In August last year, I questioned whether China's new interest in international governance institutions would extend to global energy governance and joining the International Energy Agency (IEA). I had some doubts that energy was an area in which China would prioritise cooperation over its national interest, given that IEA members share data and coordinate their oil stocks in times of crisis.

IEA Executive Director Fatih Birol at COP21 (Flickr/IEA

I pointed out that the IEA was in trouble as an energy consumer forum if China and India were not intending to join the organisation. The IEA treaty is tied to OECD membership, yet the IEA predicted as early as 2011 that 90% of the growth in energy demand will come from non-OECD countries over the following 25 years.

While the COP21 climate change agreement has dominated recent energy governance discussions, another important meeting also took place in Paris last year at the IEA headquarters. In November, the IEA commenced a 'modernisation' process by concluding association agreements with the some of the most important Asian energy consumers, namely China, Indonesia and Thailand. Indonesia is particularly indicative of changing energy patterns as it is also an OPEC producer (although this is another complicated relationship).

The association agreements are non-binding and allow the participation of countries in IEA meetings and training and capacity building. Association countries can also send secondees to the IEA secretariat to build up human capital. 
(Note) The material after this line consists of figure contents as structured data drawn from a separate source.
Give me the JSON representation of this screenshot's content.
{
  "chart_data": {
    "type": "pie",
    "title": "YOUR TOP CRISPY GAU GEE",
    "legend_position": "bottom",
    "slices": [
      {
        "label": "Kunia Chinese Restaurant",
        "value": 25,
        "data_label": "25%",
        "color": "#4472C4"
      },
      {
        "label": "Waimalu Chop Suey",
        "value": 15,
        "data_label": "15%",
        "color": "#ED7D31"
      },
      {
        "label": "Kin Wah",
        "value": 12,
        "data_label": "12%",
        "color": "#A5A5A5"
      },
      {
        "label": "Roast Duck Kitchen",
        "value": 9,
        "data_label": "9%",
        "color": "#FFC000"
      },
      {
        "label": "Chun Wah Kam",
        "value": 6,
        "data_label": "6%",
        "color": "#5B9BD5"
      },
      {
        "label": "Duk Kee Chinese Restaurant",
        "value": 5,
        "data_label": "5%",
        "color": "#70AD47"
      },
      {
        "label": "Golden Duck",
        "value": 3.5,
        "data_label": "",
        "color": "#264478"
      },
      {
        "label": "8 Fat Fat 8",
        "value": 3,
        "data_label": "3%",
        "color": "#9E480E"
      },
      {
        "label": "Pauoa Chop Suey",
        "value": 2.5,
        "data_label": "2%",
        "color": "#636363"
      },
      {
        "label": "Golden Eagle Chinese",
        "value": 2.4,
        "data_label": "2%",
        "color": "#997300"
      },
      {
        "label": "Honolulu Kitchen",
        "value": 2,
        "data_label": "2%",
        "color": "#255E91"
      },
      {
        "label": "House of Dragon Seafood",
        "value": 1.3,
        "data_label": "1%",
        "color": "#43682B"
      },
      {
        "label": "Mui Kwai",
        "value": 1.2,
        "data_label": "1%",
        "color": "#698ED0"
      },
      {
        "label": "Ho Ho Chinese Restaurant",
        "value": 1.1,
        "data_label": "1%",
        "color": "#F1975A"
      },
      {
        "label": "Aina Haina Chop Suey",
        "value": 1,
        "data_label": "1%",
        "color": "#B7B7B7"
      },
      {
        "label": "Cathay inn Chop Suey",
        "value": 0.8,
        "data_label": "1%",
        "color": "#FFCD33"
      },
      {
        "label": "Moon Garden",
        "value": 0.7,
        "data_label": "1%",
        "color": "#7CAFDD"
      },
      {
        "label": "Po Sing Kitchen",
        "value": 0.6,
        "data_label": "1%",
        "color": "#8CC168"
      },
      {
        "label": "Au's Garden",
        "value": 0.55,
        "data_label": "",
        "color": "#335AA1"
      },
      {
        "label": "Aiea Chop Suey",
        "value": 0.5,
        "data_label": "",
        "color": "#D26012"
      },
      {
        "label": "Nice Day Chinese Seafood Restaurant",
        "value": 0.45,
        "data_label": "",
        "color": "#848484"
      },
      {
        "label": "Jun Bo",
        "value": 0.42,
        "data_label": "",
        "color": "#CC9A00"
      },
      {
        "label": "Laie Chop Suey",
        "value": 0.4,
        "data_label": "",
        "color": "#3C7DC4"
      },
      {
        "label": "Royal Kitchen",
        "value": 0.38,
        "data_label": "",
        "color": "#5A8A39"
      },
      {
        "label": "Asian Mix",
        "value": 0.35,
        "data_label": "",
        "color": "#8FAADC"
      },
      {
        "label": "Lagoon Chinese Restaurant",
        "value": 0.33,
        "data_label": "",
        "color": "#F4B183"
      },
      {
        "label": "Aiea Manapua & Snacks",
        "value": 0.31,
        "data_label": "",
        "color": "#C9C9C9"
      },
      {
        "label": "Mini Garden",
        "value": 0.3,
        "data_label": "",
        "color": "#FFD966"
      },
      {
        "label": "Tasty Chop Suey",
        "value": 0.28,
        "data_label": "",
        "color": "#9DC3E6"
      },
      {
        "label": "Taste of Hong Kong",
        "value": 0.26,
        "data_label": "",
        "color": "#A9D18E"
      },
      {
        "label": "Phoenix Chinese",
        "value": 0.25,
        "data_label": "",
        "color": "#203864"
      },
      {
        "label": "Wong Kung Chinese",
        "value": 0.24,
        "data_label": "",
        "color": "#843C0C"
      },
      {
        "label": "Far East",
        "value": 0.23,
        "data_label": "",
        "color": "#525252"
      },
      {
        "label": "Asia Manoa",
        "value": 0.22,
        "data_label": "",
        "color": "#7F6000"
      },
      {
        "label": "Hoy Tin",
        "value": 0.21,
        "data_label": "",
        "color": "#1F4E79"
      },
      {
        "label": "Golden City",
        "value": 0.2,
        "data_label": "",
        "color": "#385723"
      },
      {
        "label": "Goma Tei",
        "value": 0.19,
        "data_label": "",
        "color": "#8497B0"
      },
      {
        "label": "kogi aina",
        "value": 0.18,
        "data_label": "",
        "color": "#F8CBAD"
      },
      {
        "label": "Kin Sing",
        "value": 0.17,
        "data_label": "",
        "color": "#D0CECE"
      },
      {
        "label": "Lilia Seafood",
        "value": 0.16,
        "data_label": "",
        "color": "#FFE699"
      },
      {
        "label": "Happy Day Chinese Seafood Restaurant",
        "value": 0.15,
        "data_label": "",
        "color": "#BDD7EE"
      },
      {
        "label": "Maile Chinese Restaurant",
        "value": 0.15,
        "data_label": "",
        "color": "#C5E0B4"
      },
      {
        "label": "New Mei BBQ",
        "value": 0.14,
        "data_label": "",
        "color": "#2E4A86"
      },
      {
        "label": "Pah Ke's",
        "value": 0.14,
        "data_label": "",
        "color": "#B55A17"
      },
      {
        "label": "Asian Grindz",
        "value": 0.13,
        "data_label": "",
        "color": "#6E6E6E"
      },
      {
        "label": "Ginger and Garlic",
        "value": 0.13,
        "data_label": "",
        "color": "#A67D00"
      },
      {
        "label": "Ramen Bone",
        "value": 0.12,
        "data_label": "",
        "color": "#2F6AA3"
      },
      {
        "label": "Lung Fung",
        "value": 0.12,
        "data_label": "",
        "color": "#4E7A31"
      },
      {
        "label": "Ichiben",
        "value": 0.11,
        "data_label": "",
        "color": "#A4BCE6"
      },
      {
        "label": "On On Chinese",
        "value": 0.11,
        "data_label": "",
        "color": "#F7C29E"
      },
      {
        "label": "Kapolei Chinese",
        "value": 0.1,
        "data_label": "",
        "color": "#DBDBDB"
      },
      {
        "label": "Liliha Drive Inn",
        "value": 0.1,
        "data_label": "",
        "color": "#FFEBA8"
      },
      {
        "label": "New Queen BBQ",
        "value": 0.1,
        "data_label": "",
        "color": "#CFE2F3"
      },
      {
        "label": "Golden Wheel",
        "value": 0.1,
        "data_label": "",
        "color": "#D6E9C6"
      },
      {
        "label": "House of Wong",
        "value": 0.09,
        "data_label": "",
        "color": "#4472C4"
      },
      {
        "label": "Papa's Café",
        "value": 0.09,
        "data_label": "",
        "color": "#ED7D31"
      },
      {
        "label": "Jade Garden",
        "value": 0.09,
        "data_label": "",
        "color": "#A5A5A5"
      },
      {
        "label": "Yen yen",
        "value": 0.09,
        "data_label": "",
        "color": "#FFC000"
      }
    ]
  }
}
Presumably, these agreements are a stepping-stone towards full membership, as the IEA will help association countries to develop and test emergency response systems. However, the official language is a lot softer and only states that the agreements will 'serve as a bridge and platform for wider-ranging and deeper co-operation and collaboration between IEA member and association countries'.

The political impetus behind the association agreements is clear – the IEA no longer represents the world's largest current and future energy consumers. The IEA is responding to this by affirming its 'strong desire to welcome more major emerging countries to join association in the future'. But whether India has any aspirations to join is unknown. There are surely those within the IEA who hope that China signing an association agreement might have a positive snowballing effect and influence India. 

The association agreements will form part of the legacy of new Executive Director Fatih Birol, who gave a speech in Beijing just eight days after his appointment to the role. In the speech, he made it explicit that 'this visit to Beijing is a tangible demonstration of my personal vision to modernise the IEA. . . a key part of that vision is to develop a truly International Energy Agency during my tenure'.

In return for China's cooperation, the IEA will set up an IEA China Centre in Beijing which should help improve the quality of China's energy data. As the IEA's main comparative advantage continues to be compiling sophisticated sets of global energy data, data gaps are a big problem. These gaps are a result of poor capabilities as well as political sensitivity. 

Interestingly, Australia has committed a token amount of $260,000 to help establish the new Centre. It is well known that Australia has not been a favourite at the IEA table because it does not hold the stipulated 90 days of energy reserves, but it's to Australia's credit that it is supporting the IEA's modernisation process and encouraging China to strengthen its partnership with the organisation. 

In the short-term, the next steps for the IEA will be to implement and deepen the association agreements, and expand the number of association countries to include other key energy consumers that may not be ready for full membership. In the medium-term, the IEA will need existing members like Australia and many of the founding European members to agree to more radical reforms if the organisation is to stay an important player in global energy governance.

At the end of the day, association agreements are only a workaround solution. The IEA is a consensus body and it needs members to meet around the table on equal footing. It will need to convince many new countries to join as full members to secure its future.